All DAH7PSs share a basic catalytic (β/α)₈-barrel, which is often decorated with additional structural elements. These extensions vary in their nature and are implicated in the allosteric regulation of DAH7PS activity. Analysis of the type Iβ DAH7PS subfamily indicates the presence of an N-terminal extension (Geobacillus sp.) attached to the catalytic barrel with sequence similarity to chorismate mutase (CM).¹ Similarly, the catalytic core of the type Iβ DAH7PS from Thermotoga maritima bears an N-terminal ACT domain.²  Both these N-terminal domains are responsible for an allosteric response. In contrast, the DAH7PS from Pyrococcus furiosus (PfuDAH7PS) bears no regulatory machinery and hence is unregulated.¹

In these studies we have constructed protein chimera to mix and match catalytic and regulatory domains in order to add or swap allosteric functionality. These studies provide insight into the modular evolution of allostery and illustrate the ease with which functional allostery can be acquired by gene fusion events.
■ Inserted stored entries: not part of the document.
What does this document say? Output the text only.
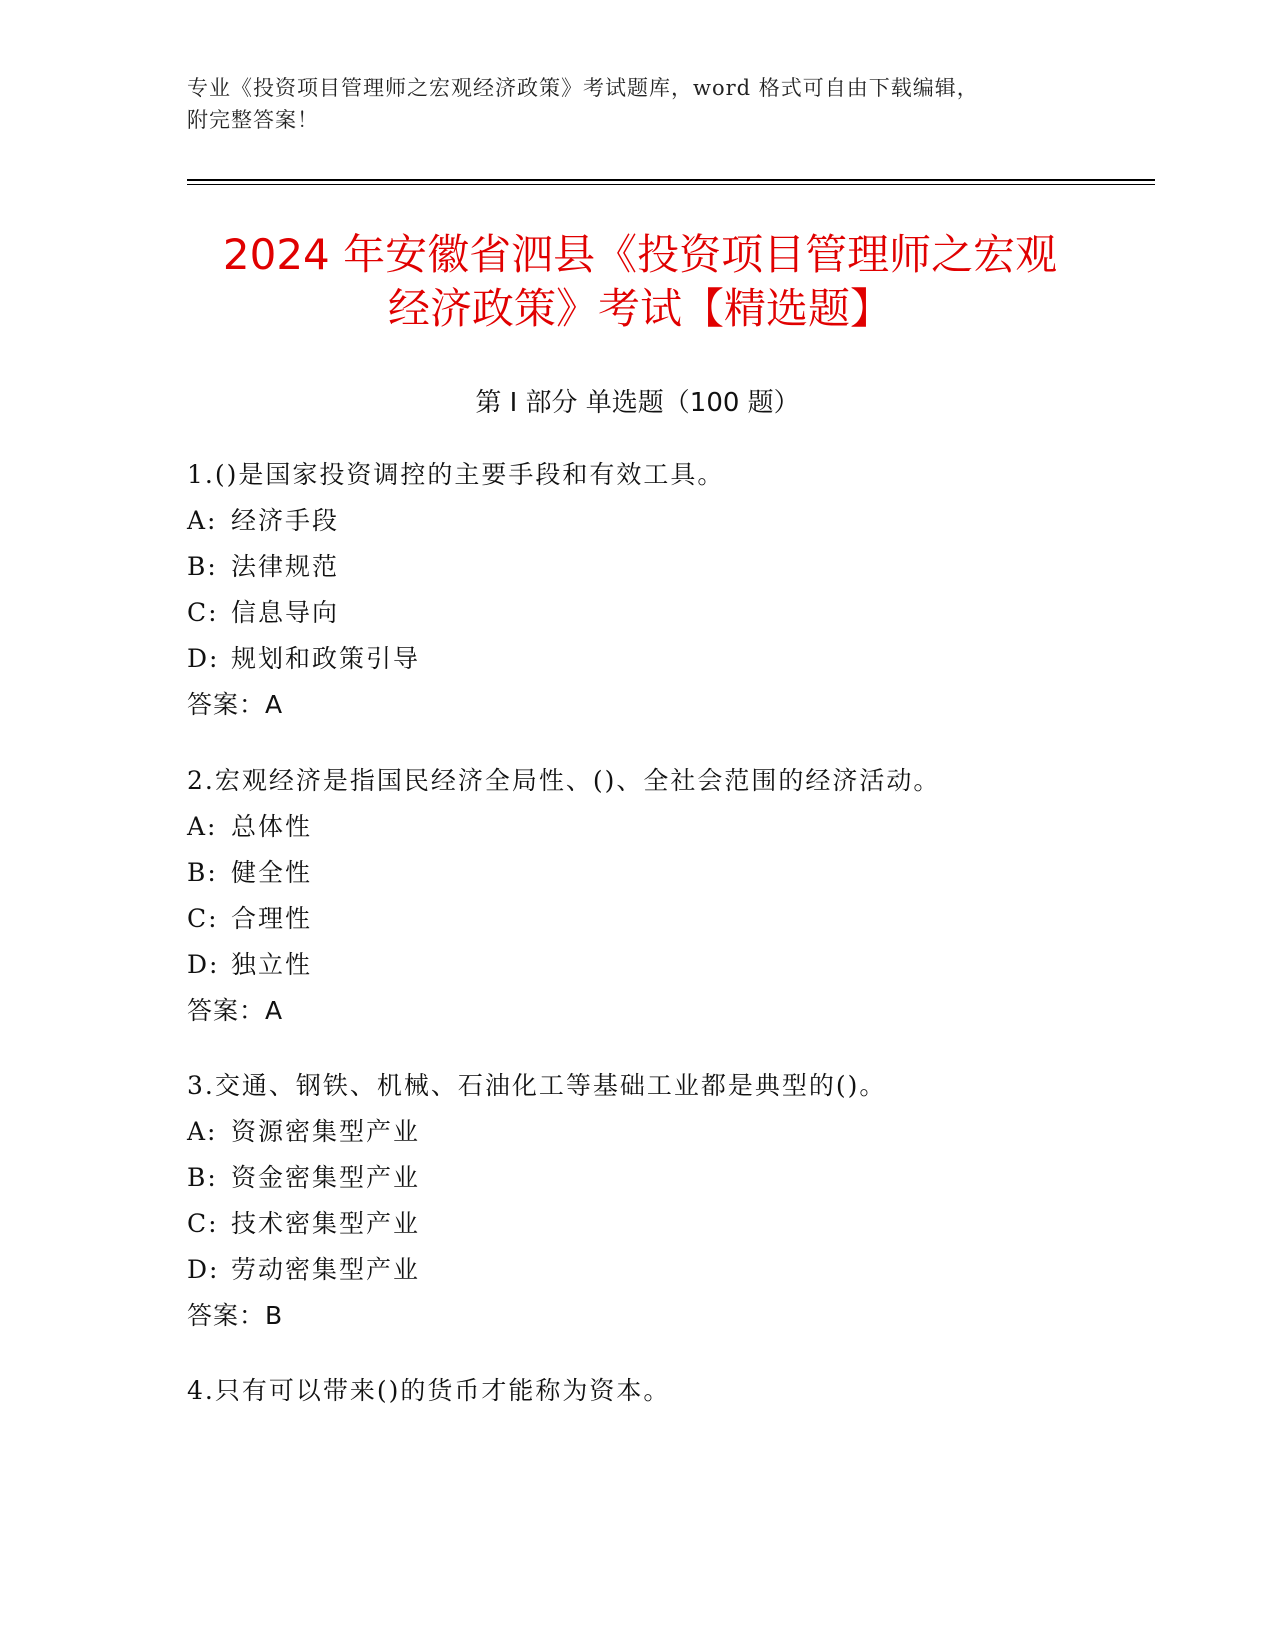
专业《投资项目管理师之宏观经济政策》考试题库，word 格式可自由下载编辑，
附完整答案！
2024 年安徽省泗县《投资项目管理师之宏观
经济政策》考试【精选题】
第 I 部分 单选题（100 题）
1.()是国家投资调控的主要手段和有效工具。
A: 经济手段
B: 法律规范
C: 信息导向
D: 规划和政策引导
答案：A
2.宏观经济是指国民经济全局性、()、全社会范围的经济活动。
A: 总体性
B: 健全性
C: 合理性
D: 独立性
答案：A
3.交通、钢铁、机械、石油化工等基础工业都是典型的()。
A: 资源密集型产业
B: 资金密集型产业
C: 技术密集型产业
D: 劳动密集型产业
答案：B
4.只有可以带来()的货币才能称为资本。
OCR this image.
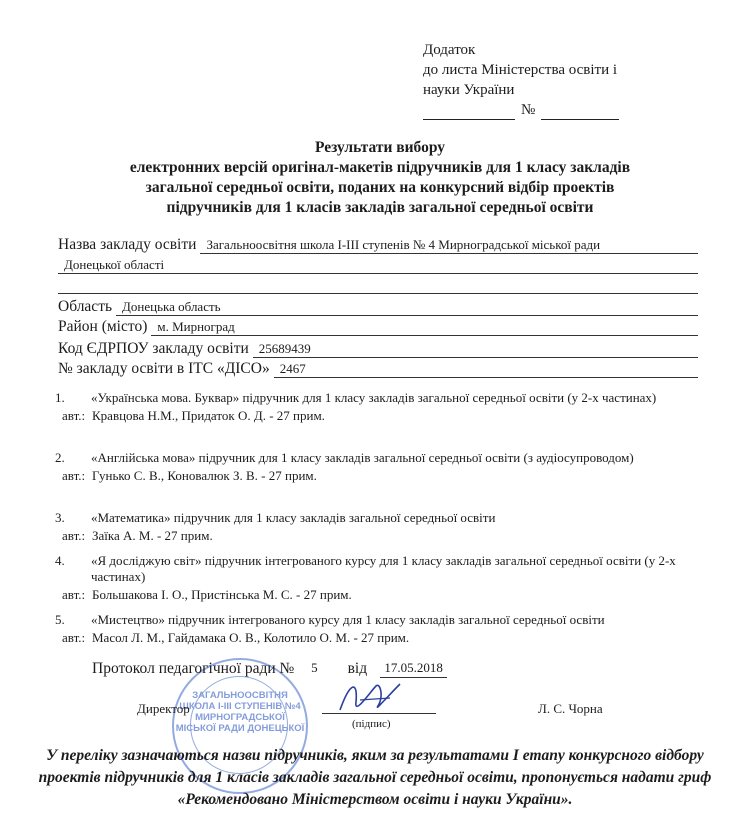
Додаток
до листа Міністерства освіти і
науки України
№
Результати вибору
електронних версій оригінал-макетів підручників для 1 класу закладів
загальної середньої освіти, поданих на конкурсний відбір проектів
підручників для 1 класів закладів загальної середньої освіти
Назва закладу освіти Загальноосвітня школа І-ІІІ ступенів № 4 Мирноградської міської ради
Донецької області
Область Донецька область
Район (місто) м. Мирноград
Код ЄДРПОУ закладу освіти 25689439
№ закладу освіти в ІТС «ДІСО» 2467
1.	«Українська мова. Буквар» підручник для 1 класу закладів загальної середньої освіти (у 2-х частинах)
авт.: Кравцова Н.М., Придаток О. Д. - 27 прим.
2.	«Англійська мова» підручник для 1 класу закладів загальної середньої освіти (з аудіосупроводом)
авт.: Гунько С. В., Коновалюк З. В. - 27 прим.
3.	«Математика» підручник для 1 класу закладів загальної середньої освіти
авт.: Заїка А. М. - 27 прим.
4.	«Я досліджую світ» підручник інтегрованого курсу для 1 класу закладів загальної середньої освіти (у 2-х частинах)
авт.: Большакова І. О., Пристінська М. С. - 27 прим.
5.	«Мистецтво» підручник інтегрованого курсу для 1 класу закладів загальної середньої освіти
авт.: Масол Л. М., Гайдамака О. В., Колотило О. М. - 27 прим.
ЗАГАЛЬНООСВІТНЯ ШКОЛА І-ІІІ СТУПЕНІВ №4 МИРНОГРАДСЬКОЇ МІСЬКОЇ РАДИ ДОНЕЦЬКОЇ
Протокол педагогічної ради №	5	від	17.05.2018
Директор
(підпис)
Л. С. Чорна
У переліку зазначаються назви підручників, яким за результатами І етапу конкурсного відбору проектів підручників для 1 класів закладів загальної середньої освіти, пропонується надати гриф «Рекомендовано Міністерством освіти і науки України».
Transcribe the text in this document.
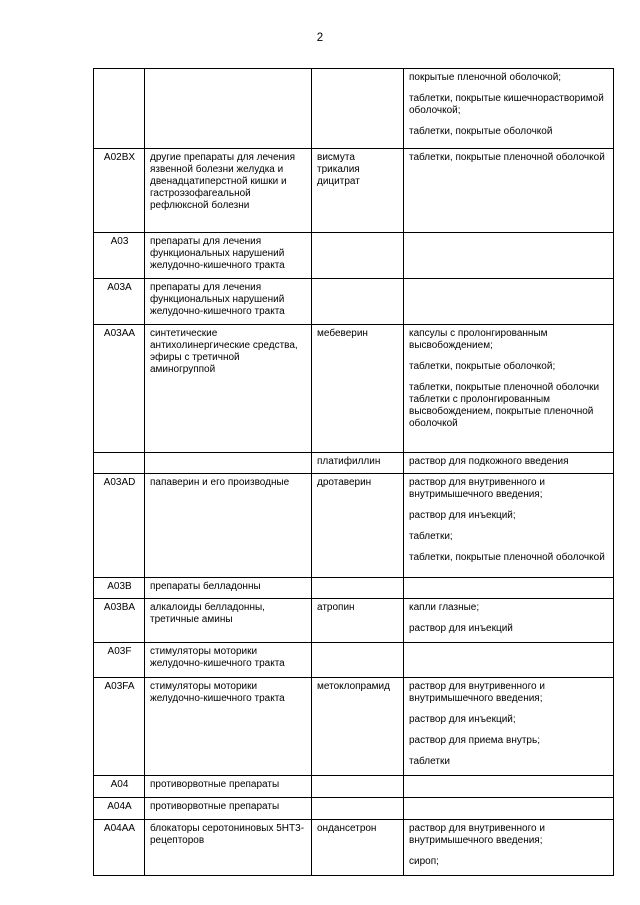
2

			покрытые пленочной оболочкой;
таблетки, покрытые кишечнорастворимой оболочкой;
таблетки, покрытые оболочкой

A02BX	другие препараты для лечения язвенной болезни желудка и двенадцатиперстной кишки и гастроэзофагеальной рефлюксной болезни	висмута трикалия дицитрат	таблетки, покрытые пленочной оболочкой

A03	препараты для лечения функциональных нарушений желудочно-кишечного тракта		
A03A	препараты для лечения функциональных нарушений желудочно-кишечного тракта		
A03AA	синтетические антихолинергические средства, эфиры с третичной аминогруппой	мебеверин	капсулы с пролонгированным высвобождением;
таблетки, покрытые оболочкой;
таблетки, покрытые пленочной оболочки
таблетки с пролонгированным высвобождением, покрытые пленочной оболочкой

		платифиллин	раствор для подкожного введения

A03AD	папаверин и его производные	дротаверин	раствор для внутривенного и внутримышечного введения;
раствор для инъекций;
таблетки;
таблетки, покрытые пленочной оболочкой

A03B	препараты белладонны		
A03BA	алкалоиды белладонны, третичные амины	атропин	капли глазные;
раствор для инъекций

A03F	стимуляторы моторики желудочно-кишечного тракта		
A03FA	стимуляторы моторики желудочно-кишечного тракта	метоклопрамид	раствор для внутривенного и внутримышечного введения;
раствор для инъекций;
раствор для приема внутрь;
таблетки

A04	противорвотные препараты		
A04A	противорвотные препараты		
A04AA	блокаторы серотониновых 5HT3-рецепторов	ондансетрон	раствор для внутривенного и внутримышечного введения;
сироп;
Structure and amino acid sequence alignments of the catalytic DAH7PS domains from PfuDAH7PS, GspDAH7PS, and TmaDAH7PS show high level of conservation of the key residues involved in regulation.  P. furiosus expresses a separate CM (PfuCM) and the genes encoding PfuDAH7PS and PfuCM are located independently in the genome. By design and construction of three fusion proteins, PfuCM-PfuDAH7PS, GspCM-PfuDAH7PS, GspCM-TmaDAH7PS, our studies aim to introduce allosteric regulation to PfuDAH7PS by addition of a putative regulatory domain, as well as exchange regulation between GspDAH7PS and TmaDAH7PS.